For an introduction to this series see this article. Essentially, I show examples of beautiful math that are accessible to people with limited math education.
The Fibonacci numbers
The Fibonacci sequence starts with two 1’s, then each subsequent number is the sum of the previous two. The sequence starts:
- 1, 1, 2, 3, 5, 8 ….
I got this problem from James Tanton’s twitter feed (@JamesTanton). He tweets lots of interesting math problems. Here it is, as he tweeted it:
- Is the product of any k consecutive Fibonacci numbers always a multiple of the product of the first k Fibonacci numbers?
Before reading on, I urge you (very strongly!) to play around. Mathematics is all about play.
My approach to a proof
I have not come up with what I would consider a full, formal proof. But I think I am well on the way. It will be much easier to write about if you know about modular notations. Essentially, modular notation gives remainders from division. For instance 3 mod 2 is the remainder when 3 is divided by 2; that is, 1.
Sometimes when you see a problem, a path to a proof leaps out at you. But this didn’t happen in this case, at least not for me. So, I played. I tried multiplying the first few Fibonacci numbers, then seeing what I got. The first two are easy: 1*1 = 1, and every number is a product of 1. 1*1*2 = 2. Every even number is a product of 2 (by definition). Any three numbers in the Fibonacci sequence can be represented by a, b and a + b, Now, if either a or b is even, then the product of these three numbers must be even. But if both a and b are odd, then a + b must be even and, again, the product must be even. After that, it got a little trickier. However, I took the next step:
Let’s look at 4 terms: 1*1*2*3 = 6. Any four terms of the Fibonacci sequence are representable as a, b, a + b and a + 2b. Since any three terms are divisible by 2 (see above) all we need show is that the product of four terms is divisible by 3 (because if a number is divisible by 2 and by 3, it must be divisible by 6). In modular terms there are these possibilities:
- a mod 3 or b mod 3 = 0; that is, one of the two is divisible by 3. In that case the product of all 4 terms must be divisible by 3.

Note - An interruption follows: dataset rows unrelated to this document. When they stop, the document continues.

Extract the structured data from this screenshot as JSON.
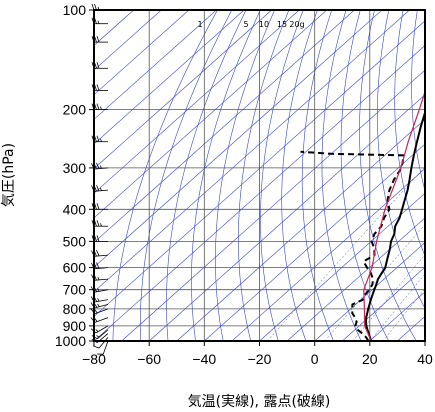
{
  "chart_data": {
    "type": "line",
    "chart_kind": "skew-T log-P diagram",
    "title": "",
    "xlabel": "気温(実線), 露点(破線)",
    "ylabel": "気圧(hPa)",
    "x_scale": "linear-skewed",
    "y_scale": "log",
    "xlim": [
      -80,
      40
    ],
    "ylim": [
      1000,
      100
    ],
    "x_ticks": [
      -80,
      -60,
      -40,
      -20,
      0,
      20,
      40
    ],
    "x_tick_labels": [
      "−80",
      "−60",
      "−40",
      "−20",
      "0",
      "20",
      "40"
    ],
    "y_ticks": [
      100,
      200,
      300,
      400,
      500,
      600,
      700,
      800,
      900,
      1000
    ],
    "y_tick_labels": [
      "100",
      "200",
      "300",
      "400",
      "500",
      "600",
      "700",
      "800",
      "900",
      "1000"
    ],
    "grid": true,
    "mixing_ratio_labels": [
      "1",
      "5",
      "10",
      "15",
      "20g"
    ],
    "colors": {
      "temperature": "#000000",
      "dewpoint": "#000000",
      "parcel": "#cc2255",
      "isotherm": "#3344dd",
      "dry_adiabat": "#3344dd",
      "mixing_ratio": "#3344dd",
      "grid": "#555555"
    },
    "series": [
      {
        "name": "",
        "role": "temperature",
        "style": "solid",
        "points": [
          {
            "p": 1000,
            "t": 20.5
          },
          {
            "p": 975,
            "t": 18.6
          },
          {
            "p": 950,
            "t": 16.6
          },
          {
            "p": 925,
            "t": 14.6
          },
          {
            "p": 900,
            "t": 12.6
          },
          {
            "p": 875,
            "t": 10.8
          },
          {
            "p": 850,
            "t": 9.2
          },
          {
            "p": 825,
            "t": 7.8
          },
          {
            "p": 800,
            "t": 6.4
          },
          {
            "p": 775,
            "t": 5.0
          },
          {
            "p": 750,
            "t": 3.6
          },
          {
            "p": 725,
            "t": 2.2
          },
          {
            "p": 700,
            "t": 0.8
          },
          {
            "p": 675,
            "t": -0.6
          },
          {
            "p": 650,
            "t": -2.2
          },
          {
            "p": 625,
            "t": -3.2
          },
          {
            "p": 600,
            "t": -4.2
          },
          {
            "p": 575,
            "t": -6.2
          },
          {
            "p": 550,
            "t": -8.2
          },
          {
            "p": 525,
            "t": -10.3
          },
          {
            "p": 500,
            "t": -12.8
          },
          {
            "p": 475,
            "t": -14.6
          },
          {
            "p": 450,
            "t": -17.4
          },
          {
            "p": 425,
            "t": -19.2
          },
          {
            "p": 400,
            "t": -21.8
          },
          {
            "p": 375,
            "t": -24.6
          },
          {
            "p": 350,
            "t": -27.6
          },
          {
            "p": 325,
            "t": -31.2
          },
          {
            "p": 300,
            "t": -35.2
          },
          {
            "p": 275,
            "t": -39.4
          },
          {
            "p": 250,
            "t": -43.8
          },
          {
            "p": 225,
            "t": -48.6
          },
          {
            "p": 200,
            "t": -53.6
          },
          {
            "p": 175,
            "t": -58.4
          },
          {
            "p": 150,
            "t": -62.8
          },
          {
            "p": 135,
            "t": -65.4
          },
          {
            "p": 125,
            "t": -66.2
          },
          {
            "p": 115,
            "t": -66.6
          },
          {
            "p": 110,
            "t": -68.0
          },
          {
            "p": 105,
            "t": -68.6
          },
          {
            "p": 100,
            "t": -69.2
          }
        ]
      },
      {
        "name": "",
        "role": "dewpoint",
        "style": "dashed",
        "points": [
          {
            "p": 1000,
            "t": 19.5
          },
          {
            "p": 975,
            "t": 17.2
          },
          {
            "p": 950,
            "t": 14.4
          },
          {
            "p": 925,
            "t": 11.0
          },
          {
            "p": 900,
            "t": 8.6
          },
          {
            "p": 875,
            "t": 7.4
          },
          {
            "p": 850,
            "t": 5.2
          },
          {
            "p": 825,
            "t": 2.4
          },
          {
            "p": 800,
            "t": 0.6
          },
          {
            "p": 775,
            "t": -1.2
          },
          {
            "p": 750,
            "t": 0.8
          },
          {
            "p": 725,
            "t": -0.6
          },
          {
            "p": 700,
            "t": -1.0
          },
          {
            "p": 675,
            "t": -2.0
          },
          {
            "p": 650,
            "t": -4.0
          },
          {
            "p": 625,
            "t": -7.0
          },
          {
            "p": 600,
            "t": -10.8
          },
          {
            "p": 575,
            "t": -14.6
          },
          {
            "p": 550,
            "t": -13.2
          },
          {
            "p": 525,
            "t": -16.0
          },
          {
            "p": 500,
            "t": -19.8
          },
          {
            "p": 475,
            "t": -21.8
          },
          {
            "p": 450,
            "t": -22.4
          },
          {
            "p": 425,
            "t": -24.8
          },
          {
            "p": 400,
            "t": -26.4
          },
          {
            "p": 375,
            "t": -30.8
          },
          {
            "p": 350,
            "t": -34.2
          },
          {
            "p": 325,
            "t": -36.8
          },
          {
            "p": 300,
            "t": -38.8
          },
          {
            "p": 275,
            "t": -43.0
          },
          {
            "p": 272,
            "t": -70.0
          },
          {
            "p": 268,
            "t": -82.0
          }
        ]
      },
      {
        "name": "",
        "role": "parcel",
        "style": "solid",
        "points": [
          {
            "p": 1000,
            "t": 20.5
          },
          {
            "p": 900,
            "t": 12.0
          },
          {
            "p": 800,
            "t": 5.0
          },
          {
            "p": 700,
            "t": -3.0
          },
          {
            "p": 600,
            "t": -9.0
          },
          {
            "p": 500,
            "t": -18.0
          },
          {
            "p": 400,
            "t": -28.0
          },
          {
            "p": 300,
            "t": -39.0
          },
          {
            "p": 250,
            "t": -47.0
          },
          {
            "p": 200,
            "t": -56.0
          },
          {
            "p": 150,
            "t": -68.0
          },
          {
            "p": 130,
            "t": -74.0
          }
        ]
      }
    ],
    "wind_barbs": [
      {
        "p": 1000,
        "dir": 200,
        "speed": 10
      },
      {
        "p": 975,
        "dir": 220,
        "speed": 10
      },
      {
        "p": 950,
        "dir": 230,
        "speed": 10
      },
      {
        "p": 925,
        "dir": 230,
        "speed": 15
      },
      {
        "p": 900,
        "dir": 240,
        "speed": 15
      },
      {
        "p": 850,
        "dir": 250,
        "speed": 20
      },
      {
        "p": 800,
        "dir": 250,
        "speed": 20
      },
      {
        "p": 775,
        "dir": 255,
        "speed": 25
      },
      {
        "p": 750,
        "dir": 260,
        "speed": 25
      },
      {
        "p": 700,
        "dir": 260,
        "speed": 25
      },
      {
        "p": 650,
        "dir": 265,
        "speed": 25
      },
      {
        "p": 600,
        "dir": 265,
        "speed": 30
      },
      {
        "p": 550,
        "dir": 265,
        "speed": 30
      },
      {
        "p": 500,
        "dir": 270,
        "speed": 30
      },
      {
        "p": 450,
        "dir": 270,
        "speed": 35
      },
      {
        "p": 400,
        "dir": 270,
        "speed": 30
      },
      {
        "p": 350,
        "dir": 265,
        "speed": 35
      },
      {
        "p": 300,
        "dir": 265,
        "speed": 35
      },
      {
        "p": 250,
        "dir": 270,
        "speed": 35
      },
      {
        "p": 200,
        "dir": 270,
        "speed": 35
      },
      {
        "p": 175,
        "dir": 270,
        "speed": 30
      },
      {
        "p": 150,
        "dir": 270,
        "speed": 30
      },
      {
        "p": 125,
        "dir": 270,
        "speed": 30
      },
      {
        "p": 110,
        "dir": 270,
        "speed": 25
      },
      {
        "p": 100,
        "dir": 270,
        "speed": 25
      }
    ]
  }
}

- a mod 3 = 1 and b mod 3 = 1. In this case, (a + 2b) is divisible by 3.
- a mod 3 = 2 and b mod 3 = 2. In this case (a + 2b) is divisible by 3.
- a mod 3 = 1 and b mod 3 = 2, or vice versa. In this case (a + b) is divisible by 3.
Next, I looked at 5 terms: 1*1*2*3*5 and the product of a, b, (a + b), (a + 2b) and (2a + 3b) and I noticed that the same thing happens, mod 5, as happened mod 3. And, although I haven’t proven it, it seems that the same thing happens with a sequence of any length.
A formalization of this proof might be by mathematical induction, but I haven’t worked it out completely.